2. Projet d'avenir plus ou moins difficile à réaliser. Faire un rêve.
a) [Rêve chimérique, impossible, insensé] Ah! si nous étions libres, nous voyagerions ensemble. C'est un rêve que je fais souvent, va. Quels rêves n'ai-je pas faits d'ailleurs? C'est là mon infirmité à moi (Flaub.,Corresp., 1846, p. 316).Jamais (...) Barrès n'a nié son penchant pour le rêve, ni pour la dissolution de l'être (...). Il fait à l'évasion une place dans sa vie; il s'accorde des répits (Mauriac,Journal 1, 1934, p. 76).
Péj. Ce n'est pas avec des absences et des rêves que l'on impose à la parole de si précieux et de si rares ajustements (Valéry,Variété[I], 1924, p. 62).
b) [Rêve possible] Les rêves de la (sa) jeunesse; réaliser un vieux rêve. Son rêve était de s'installer au Crillon (...) d'entrer peu à peu dans l'intimité de la clientèle de cet établissement (Fargue,Piéton Paris, 1939, p. 225):
2. ... le jour où il leur serait donné de revoir leur pays (...) était-ce donc un rêve irréalisable? Mais ce rêve, il n'y avait que deux manières de le réaliser: ou un navire se montrerait quelque jour dans les eaux de l'île Lincoln, ou les colons construiraient eux-mêmes un bâtiment assez fort pour tenir la mer jusqu'aux terres les plus rapprochées. Verne,Île myst., 1874, p. 540.
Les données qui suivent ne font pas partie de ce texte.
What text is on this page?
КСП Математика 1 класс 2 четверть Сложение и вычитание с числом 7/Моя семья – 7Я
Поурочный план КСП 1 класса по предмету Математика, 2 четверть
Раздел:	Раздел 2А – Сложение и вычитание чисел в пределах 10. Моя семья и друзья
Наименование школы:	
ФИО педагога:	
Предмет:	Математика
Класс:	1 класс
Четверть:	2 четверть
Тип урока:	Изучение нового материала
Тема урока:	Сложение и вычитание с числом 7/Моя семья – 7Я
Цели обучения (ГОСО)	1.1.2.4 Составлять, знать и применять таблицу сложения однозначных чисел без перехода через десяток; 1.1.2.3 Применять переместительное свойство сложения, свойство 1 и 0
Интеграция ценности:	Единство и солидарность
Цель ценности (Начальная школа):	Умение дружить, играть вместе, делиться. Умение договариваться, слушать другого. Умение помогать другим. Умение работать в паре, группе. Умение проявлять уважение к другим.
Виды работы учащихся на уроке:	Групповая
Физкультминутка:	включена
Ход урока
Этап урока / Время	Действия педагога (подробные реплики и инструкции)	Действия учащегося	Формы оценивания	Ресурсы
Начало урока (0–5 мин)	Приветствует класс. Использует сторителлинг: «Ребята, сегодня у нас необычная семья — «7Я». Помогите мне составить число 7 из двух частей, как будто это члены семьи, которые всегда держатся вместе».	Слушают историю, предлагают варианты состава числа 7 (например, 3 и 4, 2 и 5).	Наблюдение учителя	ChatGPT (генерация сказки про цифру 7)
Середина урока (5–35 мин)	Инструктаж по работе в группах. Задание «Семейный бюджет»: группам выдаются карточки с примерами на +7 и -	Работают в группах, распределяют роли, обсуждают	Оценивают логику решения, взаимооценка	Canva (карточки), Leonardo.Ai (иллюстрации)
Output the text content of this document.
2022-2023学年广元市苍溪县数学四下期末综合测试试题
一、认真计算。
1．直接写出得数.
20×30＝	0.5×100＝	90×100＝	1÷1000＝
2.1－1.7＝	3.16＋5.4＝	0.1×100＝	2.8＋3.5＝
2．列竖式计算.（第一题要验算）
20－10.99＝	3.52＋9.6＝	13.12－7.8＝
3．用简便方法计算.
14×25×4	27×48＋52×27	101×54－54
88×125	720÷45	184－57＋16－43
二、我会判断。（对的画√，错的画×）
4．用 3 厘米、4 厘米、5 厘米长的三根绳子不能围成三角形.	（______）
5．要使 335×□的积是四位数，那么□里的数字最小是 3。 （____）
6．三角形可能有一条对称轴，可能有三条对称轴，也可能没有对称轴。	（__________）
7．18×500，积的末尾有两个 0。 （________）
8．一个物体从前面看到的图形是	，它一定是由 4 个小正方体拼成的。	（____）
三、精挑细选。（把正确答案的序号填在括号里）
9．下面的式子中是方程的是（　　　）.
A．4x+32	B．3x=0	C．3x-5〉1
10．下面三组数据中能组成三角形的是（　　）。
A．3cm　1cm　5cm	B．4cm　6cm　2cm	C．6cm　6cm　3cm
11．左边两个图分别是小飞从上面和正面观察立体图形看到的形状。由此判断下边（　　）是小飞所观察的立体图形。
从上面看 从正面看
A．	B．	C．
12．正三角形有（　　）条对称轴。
3. Objet d'un projet, d'un désir.
a) [Le rêve désigne qqc.]
[Un objet matériel, un pays, un événement, une manière de vivre, etc.] Rêve de campagne, de châteaux, d'îles lointaines, de pays chauds. Toute ma vie l'Orient avait été le rêve de mes jours de ténèbres dans les brumes d'automne et d'hiver de ma vallée natale (Lamart.,Voy. Orient, t. 1, 1835, p. 27).Elle voulait (...) un homme qui (...) lui permît enfin de réaliser son rêve: avoir une chambre avec du papier à fleurettes, un lit et une table en noyer, des rideaux blancs aux fenêtres (Huysmans,Sœurs Vatard, 1879, p. 56).
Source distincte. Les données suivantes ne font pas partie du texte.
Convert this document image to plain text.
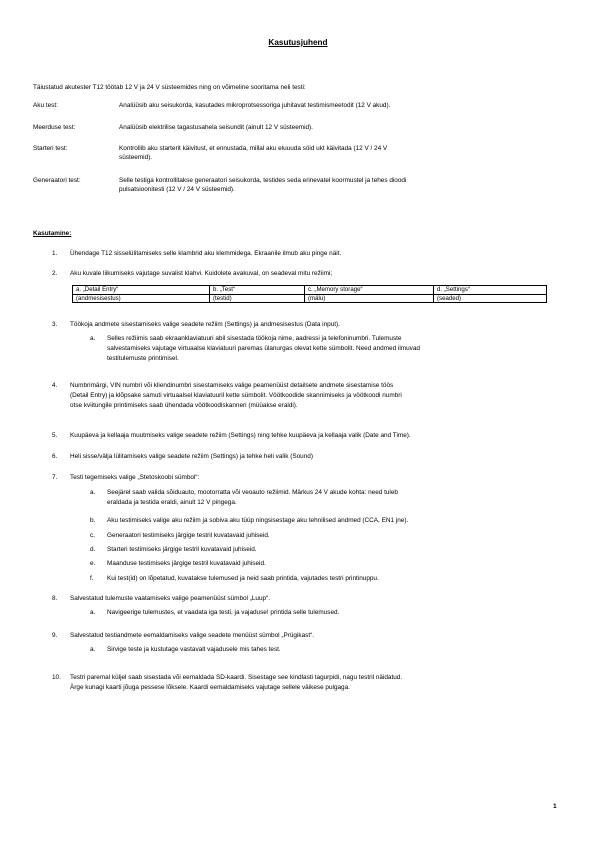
Kasutusjuhend
Täiustatud akutester T12 töötab 12 V ja 24 V süsteemides ning on võimeline sooritama neli testi:
Aku test:	Analüüsib aku seisukorda, kasutades mikroprotsessoriga juhitavat testimismeetodit (12 V akud).
Meerduse test:	Analüüsib elektrilise tagastusahela seisundit (ainult 12 V süsteemid).
Starteri test:	Kontrollib aku starterit käivitust, et ennustada, millal aku eluuuda söid ukt käivitada (12 V / 24 V
süsteemid).
Generaatori test:	Selle testiga kontrollitakse generaatori seisukorda, testides seda erinevatel koormustel ja tehes dioodi
pulsatsioonitesti (12 V / 24 V süsteemid).
Kasutamine:
1. Ühendage T12 sisselülitamiseks selle klambrid aku klemmidega. Ekraanile ilmub aku pinge näit.
2. Aku kuvale liikumiseks vajutage suvalist klahvi. Kuidolete avakuval, on seadeval mitu režiimi;
a. „Detail Entry“	b. „Test“	c. „Memory storage“	d. „Settings“
(andmesisestus)	(testid)	(mälu)	(seaded)
3. Töökoja andmete sisestamiseks valige seadete režiim (Settings) ja andmesisestus (Data input).
a. Selles režiimis saab ekraanklaviatuuri abil sisestada töökoja nime, aadressi ja telefoninumbri. Tulemuste
salvestamiseks vajutage virtuaalse klaviatuuri paremas ülanurgas olevat kette sümbolit. Need andmed ilmuvad
testitulemuste printimisel.
4. Numbrimärgi, VIN numbri või kliendinumbri sisestamiseks valige peamenüüst detailsete andmete sisestamise töös
(Detail Entry) ja klõpsake samuti virtuaalsel klaviatuuril kette sümbolit. Vöötkoodide skannimiseks ja vöötkoodi numbri
otse kviitungile printimiseks saab ühendada vöötkoodiskanneri (müüakse eraldi).
5. Kuupäeva ja kellaaja muutmiseks valige seadete režiim (Settings) ning tehke kuupäeva ja kellaaja valik (Date and Time).
6. Heli sisse/välja lülitamiseks valige seadete režiim (Settings) ja tehke heli valik (Sound)
7. Testi tegemiseks valige „Stetoskoobi sümbol“:
a. Seejärel saab valida sõiduauto, mootorratta või veoauto režiimid. Märkus 24 V akude kohta: need tuleb
eraldada ja testida eraldi, ainult 12 V pingega.
b. Aku testimiseks valige aku režiim ja sobiva aku tüüp ningsisestage aku tehnilised andmed (CCA, EN1 jne).
c. Generaatori testimiseks järgige testril kuvatavaid juhiseid.
d. Starteri testimiseks järgige testril kuvatavaid juhiseid.
e. Maanduse testimiseks järgige testril kuvatavaid juhiseid.
f. Kui test(id) on lõpetatud, kuvatakse tulemused ja neid saab printida, vajutades testri printinuppu.
8. Salvestatud tulemuste vaatamiseks valige peamenüüst sümbol „Luup“.
a. Navigeerige tulemustes, et vaadata iga testi, ja vajaduse! printida selle tulemused.
9. Salvestatud testiandmete eemaldamiseks valige seadete menüüst sümbol „Prügikast“.
a. Sirvige teste ja kustutage vastavalt vajadusele mis tahes test.
10. Testri paremal küljel saab sisestada või eemaldada SD-kaardi. Sisestage see kindlasti tagurpidi, nagu testril näidatud.
Ärge kunagi kaarti jõuga pessese lõksele. Kaardi eemaldamiseks vajutage sellele väikese pulgaga.
1
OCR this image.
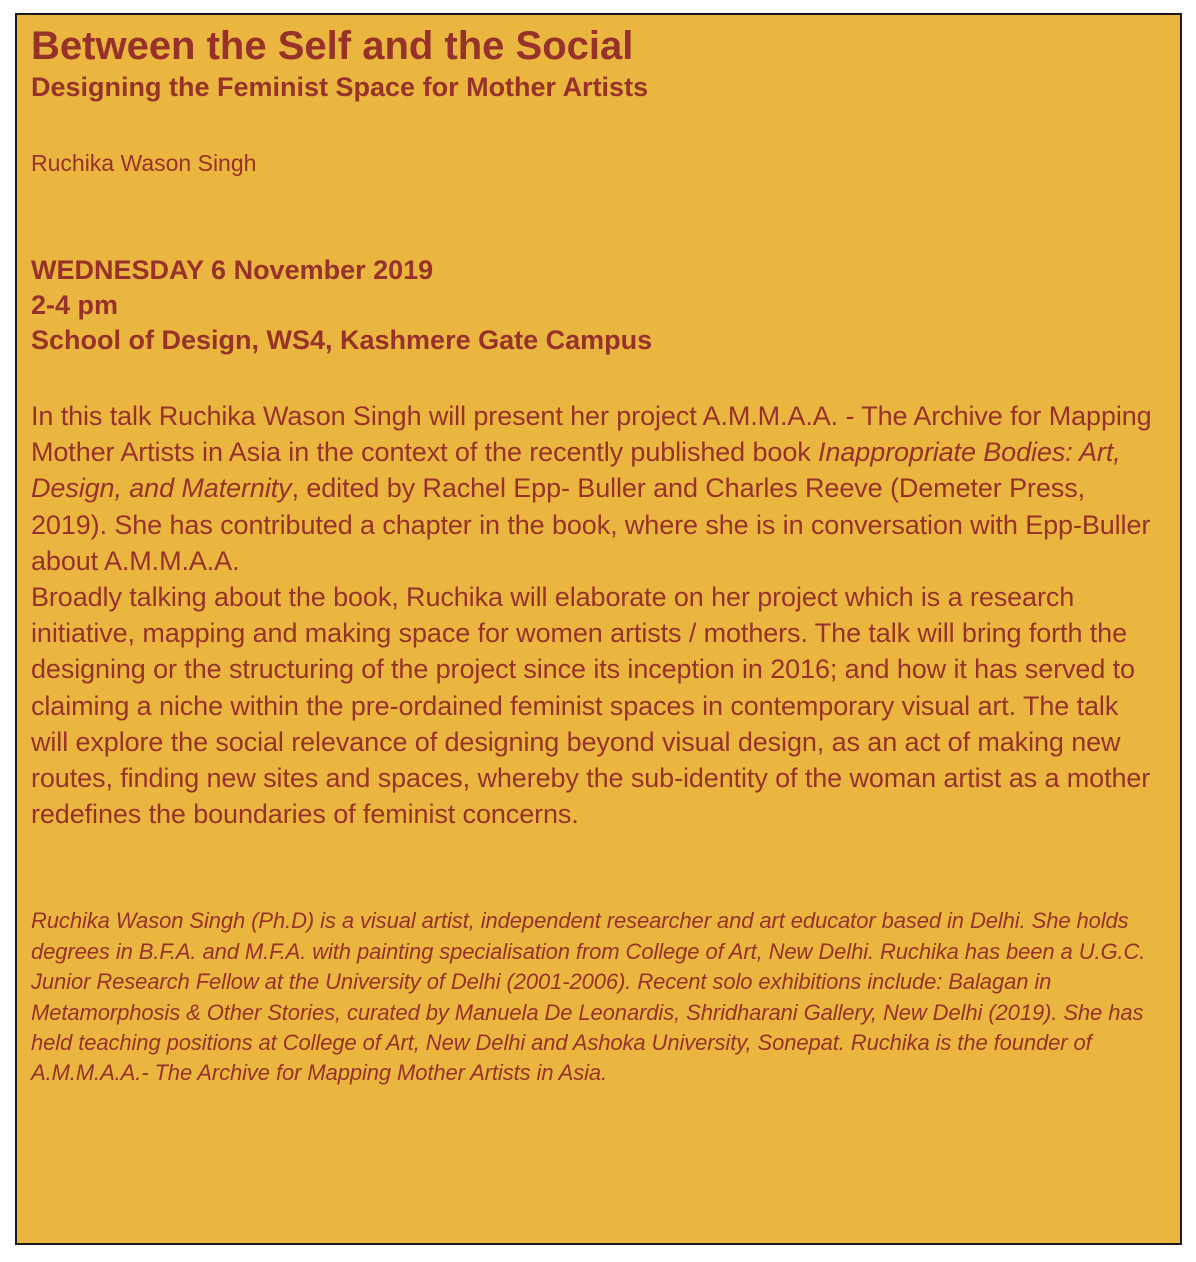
Between the Self and the Social
Designing the Feminist Space for Mother Artists
Ruchika Wason Singh
WEDNESDAY 6 November 2019
2-4 pm
School of Design, WS4, Kashmere Gate Campus

In this talk Ruchika Wason Singh will present her project A.M.M.A.A. - The Archive for Mapping Mother Artists in Asia in the context of the recently published book Inappropriate Bodies: Art, Design, and Maternity, edited by Rachel Epp- Buller and Charles Reeve (Demeter Press, 2019). She has contributed a chapter in the book, where she is in conversation with Epp-Buller about A.M.M.A.A.

Broadly talking about the book, Ruchika will elaborate on her project which is a research initiative, mapping and making space for women artists / mothers. The talk will bring forth the designing or the structuring of the project since its inception in 2016; and how it has served to claiming a niche within the pre-ordained feminist spaces in contemporary visual art. The talk will explore the social relevance of designing beyond visual design, as an act of making new routes, finding new sites and spaces, whereby the sub-identity of the woman artist as a mother redefines the boundaries of feminist concerns.

Ruchika Wason Singh (Ph.D) is a visual artist, independent researcher and art educator based in Delhi. She holds degrees in B.F.A. and M.F.A. with painting specialisation from College of Art, New Delhi. Ruchika has been a U.G.C. Junior Research Fellow at the University of Delhi (2001-2006). Recent solo exhibitions include: Balagan in Metamorphosis & Other Stories, curated by Manuela De Leonardis, Shridharani Gallery, New Delhi (2019). She has held teaching positions at College of Art, New Delhi and Ashoka University, Sonepat. Ruchika is the founder of A.M.M.A.A.- The Archive for Mapping Mother Artists in Asia.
[Une grande idée, un grand sentiment] Rêve d'amour, de bonheur, de concorde, de fraternité, de paix. C'était l'essai de réaliser un rêve, celui de la république universelle, sous la présidence du peuple français (Bainville,Hist. Fr., t. 2, 1924, p. 104).Rêve américain. ,,Culte du profit, de l'esprit d'entreprise, de l'individu et du businessman avec toutes les impulsions contestataires, voire libertaires`` (Le Nouvel Observateur, 4 mars 1978, p. 43, col. 1). (Grand) rêve vert. Le grand rêve vert. Le retour à la terre? C'était une mode. Voilà qu'on en rêve parfois aujourd'hui comme d'une solution aux problèmes de l'emploi (Le Point, 26 avr. 1976, p. 112, col. 1).
Expressions
C'était son rêve de + inf. C'était son rêve de marier sa fille en Bretagne, et d'acheter une grande propriété dans les environs de la Trélade (Sandeau,Sacs, 1851, p. 16).
Rêve de qqc. Et moi j'étais seule à porter la beauté du monde (...) avec au creux de l'estomac un rêve de chocolat et de pain grillé (Beauvoir,Mém. j. fille, 1958, p. 80).
Qqc. de ses rêves. La maison de ses rêves. Il lui était loisible d'imaginer qu'il roulait sur la bicyclette de ses rêves, aux nickels flatteurs et persuasifs (Aymé,Vouivre, 1943, p. 165).
b) [Le rêve désigne qqn] Il, elle est mon rêve, le rêve de ma vie. Tu [mon fils] étais ma vie, mon rêve, mon seul espoir (Maupass.,Une Vie, 1883, p. 242).
Qqn de son rêve. Le marquis de Bruyères (...) avait retrouvé la Lisette, la Marton, la Sméraldine de son rêve! Il était aux anges (Gautier,Fracasse, 1863, p. 210).
C. − [Le plus souvent dans des loc. ou expr. figées] Ce qui ressemble à un rêve par son apparence immatérielle, supra-terrestre, ou/et sa beauté idéale.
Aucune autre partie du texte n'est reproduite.